One last thing about the show that I loved was the friendships. Ron and Dwayne had a close friendship where they actually got candid about how they were feeling, what they were thinking. The other would listen and respond and give his thoughts on the matter. It was great to see.
I felt the same about the female characters. Whitley starts out as an ice queen but she is there for Kim when she is overworking herself, when Kim’s dad gets shot, when Kim thinks she may be pregnant and even lies to Kim’s dad to help her friend out. They also share feelings candidly. One such event was when Whitley tells Kim… that she wishes her own parents were as overprotective as Kim’s father. “I had to set my nanny on fire to get their attention.”
Or when she had Kim’s back against Dwayne and Ron. Good times.
Freddie was added to the mix… and even though she was our resident flower child she was able fit in and help out where she could offer sound insight and a differing point of view.

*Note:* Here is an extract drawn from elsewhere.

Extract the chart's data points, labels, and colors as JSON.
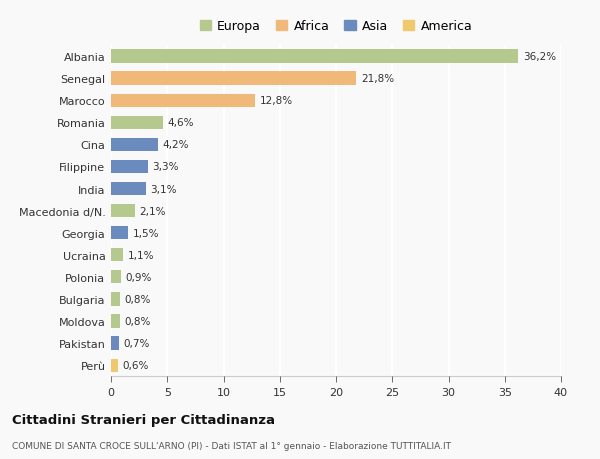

I am going to close my very long blog post here by saying I wish we had more coming of age black sitcoms like we used to have in the ’90s. More black shows not afraid to talk real issues while showing us in positive light. A Different World is now on Amazon Prime for free. That is so cool because Amazon has the versions that have not been edited for television. So even after watching this show for a good 20 years at least… there was still scene I had never laid my eyes on. Definitely leave comments if you love my takes, or even if you hate them. (I’m cool either way.) I just knew I was going to Hillman College. In the end, this show was the reason I became interested in going to college… and it is still the reason a lot of black kids are heading to college now. That is all for now.. In the meantime, remember that is A Different World than where you come from.